In a recent interview, Eliana Sydes, Chartered Financial Planner at Tilney, told The Modern Adviser, “There are plenty of women in other industries who are inspirational but in finance we don’t sing about it enough.”
We think she has a point, so we asked seven of the business professionals from our Women in Finance series to name a woman they find inspiring.
From celebrities to family members, here’s what they had to say…
“Michelle Obama. I think it’s difficult to be a woman in that kind of role, in a country like the United States and against a global political backdrop that has been hostile and aggressive. But she remains composed, she remains gracious in recognising the privileged position that she was in and over the course of her tenure as the First Lady, despite various attempts by the media, there was never any dirt that they managed to dig up on her. She’s authentic and you get the sense that what she presents is what she actually is, which is really important for public figures.”
“My daughter. Always. She is 15 and she inspires me because if I don’t remember what it’s like to be 15 and see the world in the future, how can I talk to anybody to show them what’s coming down the line? The more time you spend with younger people, the more chances you have to be open to change. The second person who inspires me is a lady called Stacey who started with me in admin and has now just qualified with a diploma. On day one, when I asked, “What do you want to do?” She said, “Your job, but I’ll never get it.” It’s taken her just over 18 months to get there by sheer belief and that makes her inspirational even though she doesn’t realise it.”
“Baroness Sally Greengross, now 83 years old, is just amazing. I met her recently and we were talking about financial planning. It’s one thing if you’re the financial adviser working with a client to do their financial planning but actually as you enter retirement what’s critical is working with them so that they can have a life locally and its actually making sure that they are doing volunteering. You’re not actually just making sure that they’ve got their investments in the right order but it’s wider than that.”

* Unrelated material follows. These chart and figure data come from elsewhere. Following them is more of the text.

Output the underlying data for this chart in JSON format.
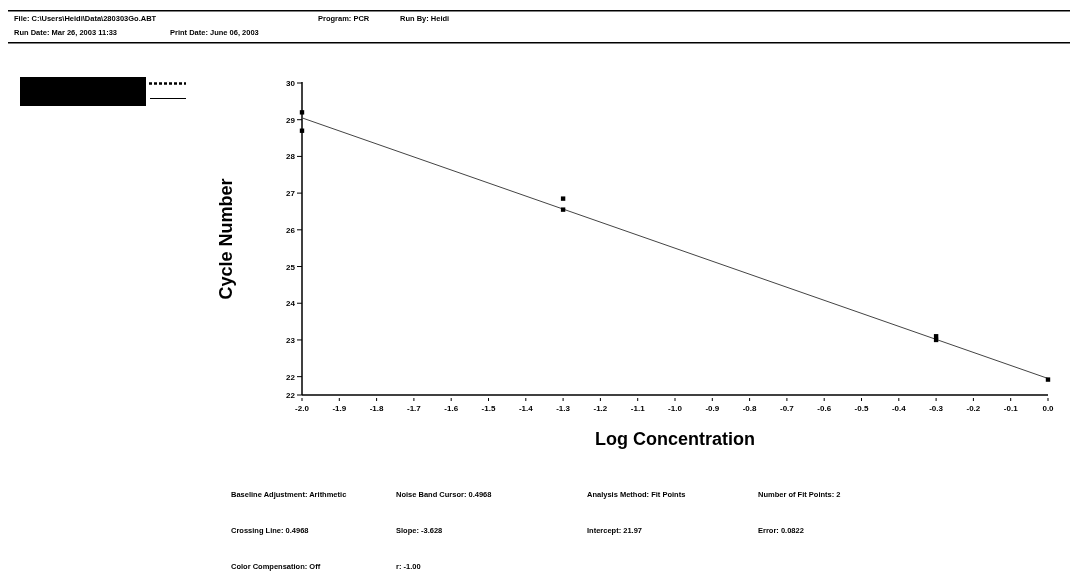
{
  "chart_data": {
    "type": "scatter",
    "xlabel": "Log Concentration",
    "ylabel": "Cycle Number",
    "xlim": [
      -2.0,
      0.0
    ],
    "xticks": [
      {
        "value": -2.0,
        "label": "-2.0"
      },
      {
        "value": -1.9,
        "label": "-1.9"
      },
      {
        "value": -1.8,
        "label": "-1.8"
      },
      {
        "value": -1.7,
        "label": "-1.7"
      },
      {
        "value": -1.6,
        "label": "-1.6"
      },
      {
        "value": -1.5,
        "label": "-1.5"
      },
      {
        "value": -1.4,
        "label": "-1.4"
      },
      {
        "value": -1.3,
        "label": "-1.3"
      },
      {
        "value": -1.2,
        "label": "-1.2"
      },
      {
        "value": -1.1,
        "label": "-1.1"
      },
      {
        "value": -1.0,
        "label": "-1.0"
      },
      {
        "value": -0.9,
        "label": "-0.9"
      },
      {
        "value": -0.8,
        "label": "-0.8"
      },
      {
        "value": -0.7,
        "label": "-0.7"
      },
      {
        "value": -0.6,
        "label": "-0.6"
      },
      {
        "value": -0.5,
        "label": "-0.5"
      },
      {
        "value": -0.4,
        "label": "-0.4"
      },
      {
        "value": -0.3,
        "label": "-0.3"
      },
      {
        "value": -0.2,
        "label": "-0.2"
      },
      {
        "value": -0.1,
        "label": "-0.1"
      },
      {
        "value": 0.0,
        "label": "0.0"
      }
    ],
    "ylim": [
      21.5,
      30
    ],
    "yticks": [
      {
        "value": 21.5,
        "label": "22"
      },
      22,
      23,
      24,
      25,
      26,
      27,
      28,
      29,
      30
    ],
    "marker": "square",
    "grid": false,
    "series": [
      {
        "color": "#000000",
        "x": [
          -2.0,
          -2.0,
          -1.3,
          -1.3,
          -0.3,
          -0.3,
          0.0
        ],
        "values": [
          29.2,
          28.7,
          26.85,
          26.55,
          23.1,
          23.0,
          21.92
        ]
      },
      {
        "type": "line",
        "color": "#444444",
        "line_style": "solid",
        "marker": "none",
        "x": [
          -2.0,
          0.0
        ],
        "values": [
          29.05,
          21.95
        ]
      }
    ],
    "annotations": [
      "File: C:\\Users\\Heidi\\Data\\280303Go.ABT",
      "Program: PCR",
      "Run By: Heidi",
      "Run Date: Mar 26, 2003 11:33",
      "Print Date: June 06, 2003",
      "Baseline Adjustment: Arithmetic",
      "Noise Band Cursor: 0.4968",
      "Analysis Method: Fit Points",
      "Number of Fit Points: 2",
      "Crossing Line: 0.4968",
      "Slope: -3.628",
      "Intercept: 21.97",
      "Error: 0.0822",
      "Color Compensation: Off",
      "r: -1.00"
    ]
  }
}
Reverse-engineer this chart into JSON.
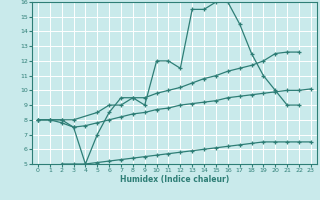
{
  "xlabel": "Humidex (Indice chaleur)",
  "xlim": [
    -0.5,
    23.5
  ],
  "ylim": [
    5,
    16
  ],
  "xticks": [
    0,
    1,
    2,
    3,
    4,
    5,
    6,
    7,
    8,
    9,
    10,
    11,
    12,
    13,
    14,
    15,
    16,
    17,
    18,
    19,
    20,
    21,
    22,
    23
  ],
  "yticks": [
    5,
    6,
    7,
    8,
    9,
    10,
    11,
    12,
    13,
    14,
    15,
    16
  ],
  "bg_color": "#c9eaeb",
  "line_color": "#2e7e76",
  "grid_color": "#ffffff",
  "line1_x": [
    0,
    1,
    2,
    3,
    4,
    5,
    6,
    7,
    8,
    9,
    10,
    11,
    12,
    13,
    14,
    15,
    16,
    17,
    18,
    19,
    20,
    21,
    22
  ],
  "line1_y": [
    8,
    8,
    8,
    7.5,
    5,
    7,
    8.5,
    9.5,
    9.5,
    9,
    12,
    12,
    11.5,
    15.5,
    15.5,
    16,
    16,
    14.5,
    12.5,
    11,
    10,
    9,
    9
  ],
  "line2_x": [
    0,
    1,
    2,
    3,
    5,
    6,
    7,
    8,
    9,
    10,
    11,
    12,
    13,
    14,
    15,
    16,
    17,
    18,
    19,
    20,
    21,
    22
  ],
  "line2_y": [
    8,
    8,
    8,
    8,
    8.5,
    9,
    9,
    9.5,
    9.5,
    9.8,
    10,
    10.2,
    10.5,
    10.8,
    11,
    11.3,
    11.5,
    11.7,
    12,
    12.5,
    12.6,
    12.6
  ],
  "line3_x": [
    0,
    1,
    2,
    3,
    4,
    5,
    6,
    7,
    8,
    9,
    10,
    11,
    12,
    13,
    14,
    15,
    16,
    17,
    18,
    19,
    20,
    21,
    22,
    23
  ],
  "line3_y": [
    8,
    8,
    7.8,
    7.5,
    7.6,
    7.8,
    8,
    8.2,
    8.4,
    8.5,
    8.7,
    8.8,
    9.0,
    9.1,
    9.2,
    9.3,
    9.5,
    9.6,
    9.7,
    9.8,
    9.9,
    10.0,
    10.0,
    10.1
  ],
  "line4_x": [
    2,
    3,
    4,
    5,
    6,
    7,
    8,
    9,
    10,
    11,
    12,
    13,
    14,
    15,
    16,
    17,
    18,
    19,
    20,
    21,
    22,
    23
  ],
  "line4_y": [
    5,
    5,
    5,
    5.1,
    5.2,
    5.3,
    5.4,
    5.5,
    5.6,
    5.7,
    5.8,
    5.9,
    6.0,
    6.1,
    6.2,
    6.3,
    6.4,
    6.5,
    6.5,
    6.5,
    6.5,
    6.5
  ]
}
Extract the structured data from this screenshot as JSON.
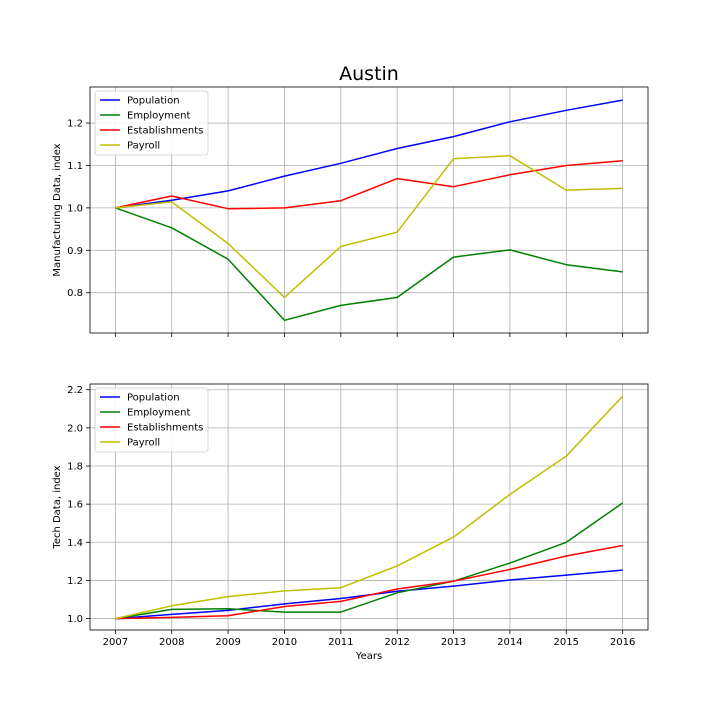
{
  "chart_data": [
    {
      "type": "line",
      "title": "Austin",
      "xlabel": "",
      "ylabel": "Manufacturing Data, index",
      "x": [
        2007,
        2008,
        2009,
        2010,
        2011,
        2012,
        2013,
        2014,
        2015,
        2016
      ],
      "xlim": [
        2006.55,
        2016.45
      ],
      "ylim": [
        0.705,
        1.285
      ],
      "yticks": [
        "0.8",
        "0.9",
        "1.0",
        "1.1",
        "1.2"
      ],
      "xticks": [],
      "grid": true,
      "legend": "top-left",
      "series": [
        {
          "name": "Population",
          "color": "#0000ff",
          "values": [
            1.0,
            1.018,
            1.04,
            1.075,
            1.105,
            1.14,
            1.168,
            1.203,
            1.23,
            1.254
          ]
        },
        {
          "name": "Employment",
          "color": "#008000",
          "values": [
            1.0,
            0.953,
            0.879,
            0.735,
            0.77,
            0.789,
            0.884,
            0.901,
            0.866,
            0.849
          ]
        },
        {
          "name": "Establishments",
          "color": "#ff0000",
          "values": [
            1.0,
            1.028,
            0.998,
            1.0,
            1.017,
            1.069,
            1.05,
            1.078,
            1.1,
            1.111
          ]
        },
        {
          "name": "Payroll",
          "color": "#bfbf00",
          "values": [
            1.0,
            1.014,
            0.916,
            0.789,
            0.909,
            0.943,
            1.116,
            1.123,
            1.042,
            1.046
          ]
        }
      ]
    },
    {
      "type": "line",
      "title": "",
      "xlabel": "Years",
      "ylabel": "Tech Data, index",
      "x": [
        2007,
        2008,
        2009,
        2010,
        2011,
        2012,
        2013,
        2014,
        2015,
        2016
      ],
      "xlim": [
        2006.55,
        2016.45
      ],
      "ylim": [
        0.94,
        2.23
      ],
      "yticks": [
        "1.0",
        "1.2",
        "1.4",
        "1.6",
        "1.8",
        "2.0",
        "2.2"
      ],
      "xticks": [
        "2007",
        "2008",
        "2009",
        "2010",
        "2011",
        "2012",
        "2013",
        "2014",
        "2015",
        "2016"
      ],
      "grid": true,
      "legend": "top-left",
      "series": [
        {
          "name": "Population",
          "color": "#0000ff",
          "values": [
            1.0,
            1.022,
            1.043,
            1.077,
            1.105,
            1.143,
            1.17,
            1.202,
            1.228,
            1.254
          ]
        },
        {
          "name": "Employment",
          "color": "#008000",
          "values": [
            1.0,
            1.048,
            1.051,
            1.034,
            1.034,
            1.135,
            1.196,
            1.291,
            1.4,
            1.606
          ]
        },
        {
          "name": "Establishments",
          "color": "#ff0000",
          "values": [
            1.0,
            1.006,
            1.015,
            1.063,
            1.09,
            1.155,
            1.196,
            1.258,
            1.328,
            1.383
          ]
        },
        {
          "name": "Payroll",
          "color": "#bfbf00",
          "values": [
            1.0,
            1.067,
            1.115,
            1.145,
            1.162,
            1.276,
            1.427,
            1.651,
            1.852,
            2.166
          ]
        }
      ]
    }
  ]
}
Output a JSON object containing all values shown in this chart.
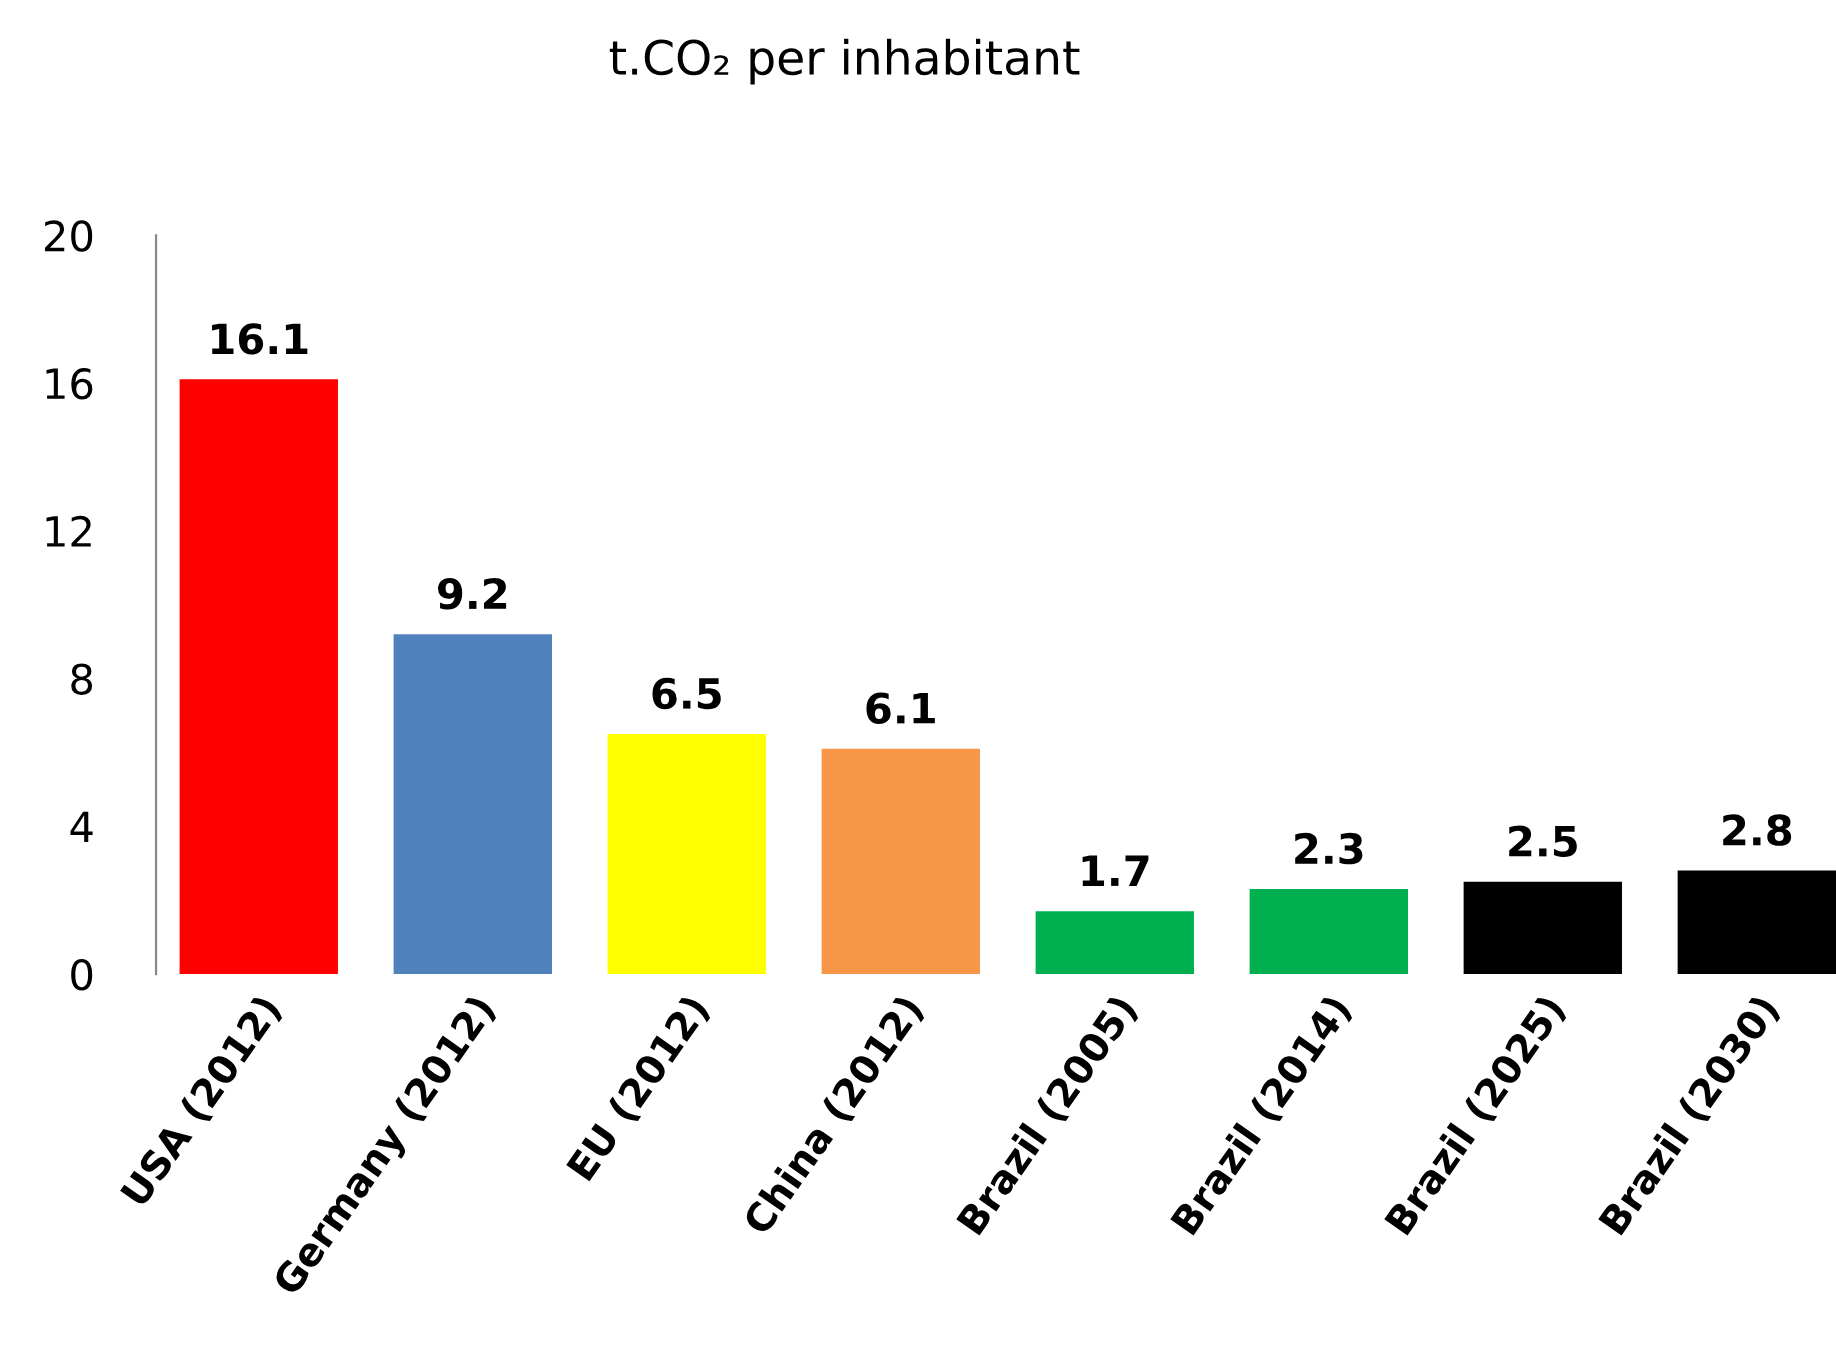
{
  "chart_data": {
    "type": "bar",
    "title": "t.CO₂ per inhabitant",
    "categories": [
      "USA (2012)",
      "Germany (2012)",
      "EU (2012)",
      "China (2012)",
      "Brazil (2005)",
      "Brazil (2014)",
      "Brazil (2025)",
      "Brazil (2030)"
    ],
    "values": [
      16.1,
      9.2,
      6.5,
      6.1,
      1.7,
      2.3,
      2.5,
      2.8
    ],
    "colors": [
      "#ff0000",
      "#4f81bd",
      "#ffff00",
      "#f79646",
      "#00b050",
      "#00b050",
      "#000000",
      "#000000"
    ],
    "ylim": [
      0,
      20
    ],
    "yticks": [
      0,
      4,
      8,
      12,
      16,
      20
    ],
    "data_labels": true,
    "grid": false,
    "legend": false
  }
}
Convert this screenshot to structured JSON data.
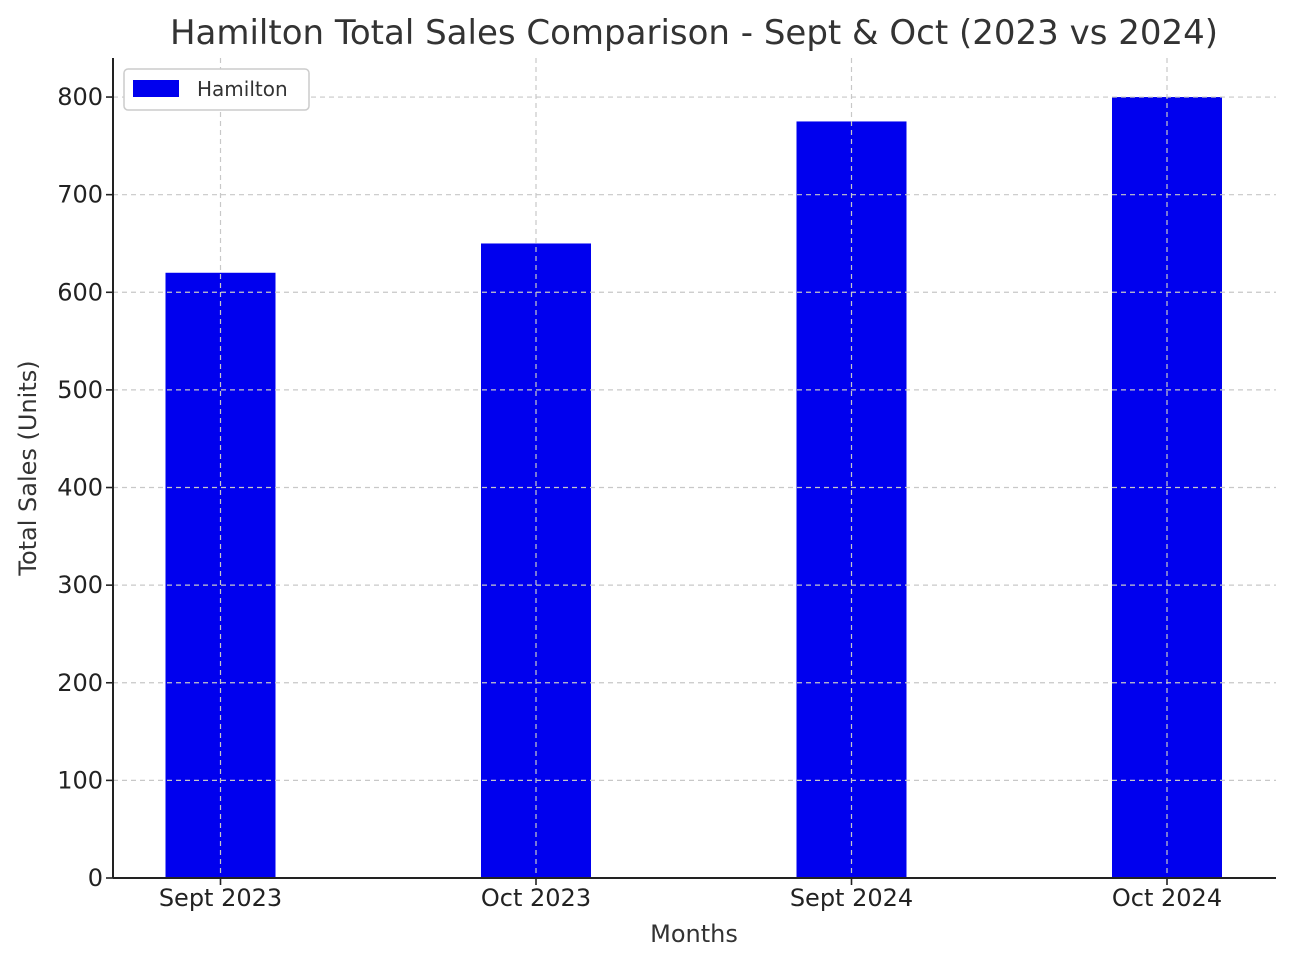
{
  "chart_data": {
    "type": "bar",
    "title": "Hamilton Total Sales Comparison - Sept & Oct (2023 vs 2024)",
    "xlabel": "Months",
    "ylabel": "Total Sales (Units)",
    "categories": [
      "Sept 2023",
      "Oct 2023",
      "Sept 2024",
      "Oct 2024"
    ],
    "series": [
      {
        "name": "Hamilton",
        "values": [
          620,
          650,
          775,
          800
        ],
        "color": "#0000ee"
      }
    ],
    "ylim": [
      0,
      840
    ],
    "yticks": [
      0,
      100,
      200,
      300,
      400,
      500,
      600,
      700,
      800
    ],
    "grid": true,
    "legend": "top-left"
  }
}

“There’s a women’s organisation that’s been running for a few years called the Isabella Forum which focuses on helping women learn about personal finance. The organisation is named after Queen Isabella I of Castulle who financed Columbus’ 1492 journey to the New World. When I heard her story and learnt more about her background it really resonated. She could be considered one of the first female entrepreneurs, she was empowered to invest.”
“There are so many inspiring women in the world, we really are living in fantastic times to be female; Serena Williams, Sheryl Sandberg, J.K. Rowling to name but a few from the last few years. The one that really springs to mind is Michelle Obama. She’s a graduate from Princeton and Harvard, a fantastic mother and has so much grace and class. She is an inspiration to young women everywhere to spread their wings and soar, and so they should.”
“I’ve just been reading Fantastically Great Women Who Changed The World by Kate Pankhurst with my daughter. We decided we thought Marie Curie was amazing not only because she saved so many lives from her research into radioactivity, being the first female Nobel Prize winner, but how brave she was to leave home to study in Paris because women were not allowed to attend University in Poland.”
“I’m going to be soppy and say my mum. She has almost every medical condition known to man and she was medically retired about 20 years ago but she doesn’t let that stop her and fights continuously. I’ve got medical conditions and she made sure I got the help I needed. I only attended secondary school part time and she fought to get materials at home to study through college and university and has been by my side throughout my PhD. She drops everything for her kids and her grandkids, I aspire to be that and have her resilience because she’s not had an easy life.”